In terms of the FA observations, the shape of the lesion, the staining and leakage at margins of the active lesion, and the expansion toward the leakage point is consistent with macular serpiginous choroiditis and SLC.(4,17) However, the active lesion was not at the margins of the established lesion, as is commonly observed in serpiginous choroidopathies or SLC.

Any serpiginous choroiditis involving the fovea has an unfavorable visual outcome.(4) Lesions remain for several months and leave dense scar tissue when they finally become inactive.(4,17,20) In our case, there was full visual recovery by day 25 of follow-up, and the lesion had become inactive. Overall, the most distinguishing features of this case were fast recovery of visual acuity, resolution of OCT abnormalities, and inactivation of lesions without any treatment, which feature is not typical macular serpiginous choroiditis or SLC.

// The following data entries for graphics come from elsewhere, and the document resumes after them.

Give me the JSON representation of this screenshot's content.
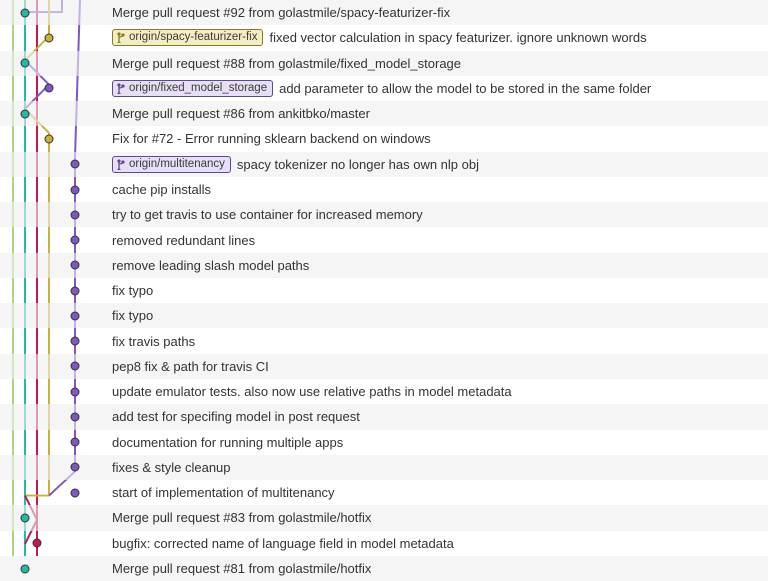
{
  "rowHeight": 25.27,
  "graphWidth": 110,
  "lanes": [
    13,
    25,
    37,
    49,
    62,
    75,
    80
  ],
  "colors": {
    "teal": "#1fbba6",
    "purple": "#7e57c2",
    "magenta": "#c2185b",
    "olive": "#c9b037",
    "lime": "#aed581"
  },
  "branchTagStyles": {
    "olive": {
      "bg": "#f3edc4",
      "border": "#8a7a1f",
      "text": "#3b3b3b"
    },
    "purple": {
      "bg": "#e7dff5",
      "border": "#5e478f",
      "text": "#3b3b3b"
    }
  },
  "commits": [
    {
      "dotLane": 2,
      "dotColor": "teal",
      "msg": "Merge pull request #92 from golastmile/spacy-featurizer-fix"
    },
    {
      "dotLane": 4,
      "dotColor": "olive",
      "branch": "origin/spacy-featurizer-fix",
      "branchStyle": "olive",
      "msg": "fixed vector calculation in spacy featurizer. ignore unknown words"
    },
    {
      "dotLane": 2,
      "dotColor": "teal",
      "msg": "Merge pull request #88 from golastmile/fixed_model_storage"
    },
    {
      "dotLane": 4,
      "dotColor": "purple",
      "branch": "origin/fixed_model_storage",
      "branchStyle": "purple",
      "msg": "add parameter to allow the model to be stored in the same folder"
    },
    {
      "dotLane": 2,
      "dotColor": "teal",
      "msg": "Merge pull request #86 from ankitbko/master"
    },
    {
      "dotLane": 4,
      "dotColor": "olive",
      "msg": "Fix for #72 - Error running sklearn backend on windows"
    },
    {
      "dotLane": 6,
      "dotColor": "purple",
      "branch": "origin/multitenancy",
      "branchStyle": "purple",
      "msg": "spacy tokenizer no longer has own nlp obj"
    },
    {
      "dotLane": 6,
      "dotColor": "purple",
      "msg": "cache pip installs"
    },
    {
      "dotLane": 6,
      "dotColor": "purple",
      "msg": "try to get travis to use container for increased memory"
    },
    {
      "dotLane": 6,
      "dotColor": "purple",
      "msg": "removed redundant lines"
    },
    {
      "dotLane": 6,
      "dotColor": "purple",
      "msg": "remove leading slash model paths"
    },
    {
      "dotLane": 6,
      "dotColor": "purple",
      "msg": "fix typo"
    },
    {
      "dotLane": 6,
      "dotColor": "purple",
      "msg": "fix typo"
    },
    {
      "dotLane": 6,
      "dotColor": "purple",
      "msg": "fix travis paths"
    },
    {
      "dotLane": 6,
      "dotColor": "purple",
      "msg": "pep8 fix & path  for travis CI"
    },
    {
      "dotLane": 6,
      "dotColor": "purple",
      "msg": "update emulator tests. also now use relative paths in model metadata"
    },
    {
      "dotLane": 6,
      "dotColor": "purple",
      "msg": "add test for specifing model in post request"
    },
    {
      "dotLane": 6,
      "dotColor": "purple",
      "msg": "documentation for running multiple apps"
    },
    {
      "dotLane": 6,
      "dotColor": "purple",
      "msg": "fixes & style cleanup"
    },
    {
      "dotLane": 6,
      "dotColor": "purple",
      "msg": "start of implementation of multitenancy"
    },
    {
      "dotLane": 2,
      "dotColor": "teal",
      "msg": "Merge pull request #83 from golastmile/hotfix"
    },
    {
      "dotLane": 3,
      "dotColor": "magenta",
      "msg": "bugfix: corrected name of language field in model metadata"
    },
    {
      "dotLane": 2,
      "dotColor": "teal",
      "msg": "Merge pull request #81 from golastmile/hotfix"
    }
  ],
  "graphLines": [
    {
      "color": "lime",
      "pts": [
        [
          1,
          -0.5
        ],
        [
          1,
          22.5
        ]
      ]
    },
    {
      "color": "teal",
      "pts": [
        [
          2,
          -0.5
        ],
        [
          2,
          22.5
        ]
      ]
    },
    {
      "color": "magenta",
      "pts": [
        [
          3,
          -0.5
        ],
        [
          3,
          22.5
        ]
      ]
    },
    {
      "color": "purple",
      "pts": [
        [
          5,
          -0.5
        ],
        [
          5,
          0
        ],
        [
          2,
          0
        ]
      ]
    },
    {
      "color": "olive",
      "pts": [
        [
          4,
          -0.5
        ],
        [
          4,
          1
        ],
        [
          2,
          2
        ]
      ]
    },
    {
      "color": "purple",
      "pts": [
        [
          2,
          2
        ],
        [
          4,
          3
        ],
        [
          2,
          4
        ]
      ]
    },
    {
      "color": "olive",
      "pts": [
        [
          2,
          4
        ],
        [
          4,
          5
        ]
      ]
    },
    {
      "color": "olive",
      "pts": [
        [
          4,
          5
        ],
        [
          4,
          20
        ],
        [
          2,
          20
        ]
      ]
    },
    {
      "color": "purple",
      "pts": [
        [
          7,
          -0.5
        ],
        [
          6,
          6
        ],
        [
          6,
          19
        ],
        [
          4,
          20
        ]
      ]
    },
    {
      "color": "magenta",
      "pts": [
        [
          2,
          20
        ],
        [
          3,
          21
        ],
        [
          2,
          22
        ]
      ]
    }
  ]
}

Although in this case an inflammatory self-limiting process seems the most likely explanation for our patient’s clinical course, a tuberculosis-related pathophysiology cannot be ruled out. Both SLC and macular serpiginous choroiditis can be induced by tuberculosis; however, with the absence of a multifocal lesion and/or vitritis, that is, signs more commonly observed in SLC, macular serpiginous choroiditis seems more likely. Studies have shown that an isolated positive PPD test has a very low predictive value in ascertaining the role of tuberculosis in countries endemic for the disease.(21) Therefore, the results of a PPD test should be interpreted cautiously to avoid unnecessary treatments.

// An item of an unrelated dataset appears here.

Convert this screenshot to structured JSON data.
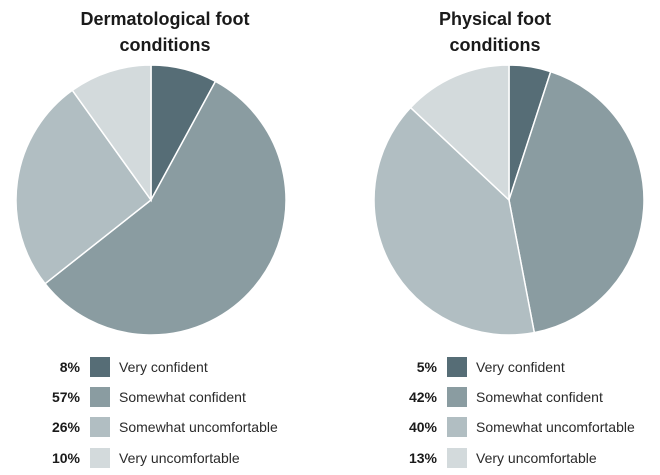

In a typical patient with ARPE, the primary site of involvement is the outer retina and the RPE. The retinal lesions usually show pigment stippling in the macular area, with a surrounding hypopigmented halo. On OCT, the lesion appears as an area of dome-shaped hyper-reflective depositions in the subfoveal area with disruption of the outer retinal layers; on FA, it shows a transmission defect, with no leakage.(6,9,13) The crucial point in diagnosing ARPE is the spontaneous and near-complete recovery of visual acuity and resolution of retinal lesions within a short timeframe, usually 1-3 months. On the other hand, in typical patients with serpiginous choroidopathies, the primary site of involvement is the choroid. These patients usually have retinal lesions with a serpiginous appearance that may be either bilateral or unilateral and solitary or multifocal. They show abnormalities in both the choroid and the overlying outer retina on OCT, including retinal edema and choroidal pointlike hyper-reflections. On FA, retinal lesions appear as hypofluorescent areas that stain or leak at the margins in the late phases. They usually require treatment with anti-inflammatory or anti-tuberculosis drugs (SLC) to hasten the progression and speed up the process of inactivation, which can take up to several months. Their natural course can vary, however, and in the absence of treatment they tend to relapse and extend their scar. With involvement of the fovea, the visual prognosis is usually poor.(2,3)

Although the morphology in this case resembles that of macular serpiginous choroidopathy, the relatively fast recovery of function and structure made that diagnosis less likely. The presence of choroidal involvement and subretinal fluid, however, was atypical for other diagnoses, including Krill disease and AIM. Our case represents an atypical form of macular serpiginous choroidopathy, with a benign course.

The authors thank Dr. Alireza Khodabande, Faculty of Ophthalmology, Farabi Eye Hospital, Tehran University of Medical Sciences, for his insights on this case.